We then had a lovely surprise as some flowers were delivered from Chris's sister and brother-in-law, narcissi, tulips and irises, all Cornish flowers, they smelt beautiful. We just spent the evening chilling , watching fireworks out of the window and watching TV, it was lovely.

It was nice to escape for a couple of days and taste a little bit of luxury, we have a lovely family and are so thankful for that.

MND might have still been looking over our shoulder, but we kept giving it a darn good poke with our elbows while we were here. More memories to add to the bank.

Sunday, 2 November 2014

No. 118. It cannot be ignored.

My head has still been in a strange place hence fewer blogs. I want MND to go away and leave my husband alone, so maybe if I ignore it, it will.......... if only.

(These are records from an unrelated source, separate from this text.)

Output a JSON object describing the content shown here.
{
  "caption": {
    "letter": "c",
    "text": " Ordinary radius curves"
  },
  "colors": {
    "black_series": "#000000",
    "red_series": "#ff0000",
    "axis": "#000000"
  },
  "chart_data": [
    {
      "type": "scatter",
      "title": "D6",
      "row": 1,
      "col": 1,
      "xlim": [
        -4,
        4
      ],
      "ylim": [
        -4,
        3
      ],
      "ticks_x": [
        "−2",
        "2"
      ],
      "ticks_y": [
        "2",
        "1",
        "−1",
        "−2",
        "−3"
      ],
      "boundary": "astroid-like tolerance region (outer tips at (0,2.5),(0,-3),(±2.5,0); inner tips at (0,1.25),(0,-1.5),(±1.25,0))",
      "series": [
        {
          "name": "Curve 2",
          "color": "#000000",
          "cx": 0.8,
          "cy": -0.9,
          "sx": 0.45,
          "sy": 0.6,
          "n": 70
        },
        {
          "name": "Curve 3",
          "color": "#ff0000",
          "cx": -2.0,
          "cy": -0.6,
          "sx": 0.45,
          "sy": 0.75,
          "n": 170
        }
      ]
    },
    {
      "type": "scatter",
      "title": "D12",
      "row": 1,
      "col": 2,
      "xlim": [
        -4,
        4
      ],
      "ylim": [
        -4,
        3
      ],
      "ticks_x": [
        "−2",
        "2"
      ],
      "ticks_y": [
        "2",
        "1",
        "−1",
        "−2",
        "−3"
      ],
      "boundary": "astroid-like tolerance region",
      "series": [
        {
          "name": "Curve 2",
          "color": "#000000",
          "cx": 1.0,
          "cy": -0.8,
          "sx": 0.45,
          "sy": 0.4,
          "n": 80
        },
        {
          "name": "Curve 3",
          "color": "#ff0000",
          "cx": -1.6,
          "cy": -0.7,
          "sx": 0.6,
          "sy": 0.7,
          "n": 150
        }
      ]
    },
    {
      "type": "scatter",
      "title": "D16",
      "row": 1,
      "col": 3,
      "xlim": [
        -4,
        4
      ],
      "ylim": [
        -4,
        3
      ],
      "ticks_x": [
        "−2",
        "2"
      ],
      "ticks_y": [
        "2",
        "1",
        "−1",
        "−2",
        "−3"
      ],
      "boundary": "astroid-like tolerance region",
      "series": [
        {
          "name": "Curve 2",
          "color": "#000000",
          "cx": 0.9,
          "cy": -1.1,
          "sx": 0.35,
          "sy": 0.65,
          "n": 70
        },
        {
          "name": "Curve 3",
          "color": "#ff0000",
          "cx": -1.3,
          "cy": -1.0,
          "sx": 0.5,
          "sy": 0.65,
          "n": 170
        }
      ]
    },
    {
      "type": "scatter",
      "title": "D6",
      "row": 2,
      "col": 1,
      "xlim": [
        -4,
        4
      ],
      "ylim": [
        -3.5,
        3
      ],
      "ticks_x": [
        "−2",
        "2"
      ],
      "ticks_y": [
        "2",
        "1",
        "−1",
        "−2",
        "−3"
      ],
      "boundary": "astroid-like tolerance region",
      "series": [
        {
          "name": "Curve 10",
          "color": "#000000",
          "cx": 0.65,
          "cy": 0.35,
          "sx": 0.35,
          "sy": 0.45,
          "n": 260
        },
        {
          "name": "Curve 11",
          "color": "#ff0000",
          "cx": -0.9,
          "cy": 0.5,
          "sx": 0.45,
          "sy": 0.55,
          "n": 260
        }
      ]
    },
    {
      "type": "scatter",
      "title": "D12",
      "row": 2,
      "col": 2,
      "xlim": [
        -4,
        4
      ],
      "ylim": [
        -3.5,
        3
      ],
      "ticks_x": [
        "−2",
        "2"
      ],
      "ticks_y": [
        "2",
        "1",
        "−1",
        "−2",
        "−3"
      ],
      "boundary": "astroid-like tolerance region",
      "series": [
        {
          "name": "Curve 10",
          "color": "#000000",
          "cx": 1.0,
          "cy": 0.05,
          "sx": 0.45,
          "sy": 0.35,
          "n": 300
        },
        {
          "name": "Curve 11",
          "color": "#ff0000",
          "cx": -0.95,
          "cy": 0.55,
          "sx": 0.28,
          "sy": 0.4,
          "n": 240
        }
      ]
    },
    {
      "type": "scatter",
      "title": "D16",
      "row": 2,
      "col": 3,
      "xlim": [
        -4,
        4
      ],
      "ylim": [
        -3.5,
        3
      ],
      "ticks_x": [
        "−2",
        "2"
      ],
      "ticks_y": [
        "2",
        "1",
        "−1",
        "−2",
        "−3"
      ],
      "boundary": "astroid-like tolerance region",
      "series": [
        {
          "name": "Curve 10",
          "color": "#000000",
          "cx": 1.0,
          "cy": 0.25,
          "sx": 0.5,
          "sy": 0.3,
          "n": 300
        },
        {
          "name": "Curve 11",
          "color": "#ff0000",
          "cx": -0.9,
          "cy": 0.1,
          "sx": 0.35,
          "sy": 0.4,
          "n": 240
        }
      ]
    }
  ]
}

Progression is a funny thing, it is very inconsistent. It is different with everyone I know. With Chris he started with the limp, but that seems to have stayed at the same level and other things have taken over. He says his hands are getting weaker and his swallow and voice are still deteriorating as is his balance.

What a strange disease this is, random in it's choice of victim and random in which parts it will affect first. 

When Chris was first diagnosed we were on edge, waiting for something different to happen, would he be able to walk at all by Christmas? We still won't know the answer to that one till Christmas comes. It will be a different Christmas for sure if only from the change in Chris's diet and the foods he now can and cannot eat. 

It will be a Christmas though where he will be spending the day with his family for once, how that irony sticks in my throat. I'd gladly swap this Christmas for all the past ones though, no matter how much I complained at the time. I'd gladly swap the huge meals he used to have, Christmas or otherwise, for the meals he will have to have this year or having to watch him choke on more and more foods. I'd gladly spend Christmas Eve without him as I always have before because of the farm, how I would get cross with him. I would always feel last on his list, but I would rather that than him have to spend this Christmas Eve night attached to a feed pump. 

They say to be careful what you wish for, this was what I wanted, to have a husband who worked 'normal' hours let alone part time, to be able to spend lots of time together, to actually go to bed at the same time, all those things I wished for, but not this way, not ever. I'd gladly go back to before without a second thought it if meant Chris could be well again. This isn't fair, not on him, not on any of us.

Chris is not the only one to have his life changed forever by this dreadful disease and he certainly won't be the last. What MND has done to him will not get better, there is no cure, no real hope in the here and now. We could fill our life with anticipation and dread waiting for the next sign of deterioration, but we try not too. We are not super heroes nor are we brave, we are just coping the best way we can the same as everyone else in this position. We can't totally ignore this disease because it infiltrates every part of your life, it changes things for ever so we have to adapt in order to survive, but that doesn't mean we have to like it.

So I can try to ignore MND, but it's like that person on the coach that keeps kicking your seat, you can only ignore it for so long before you explode and you have to face it head on.

Wishing, ignoring, it changes nothing, we just have to accept it and get on with life. We can still laugh and have fun though and we are going to make sure this Christmas will be a wonderful one, in spite of everything and especially in spite of MND.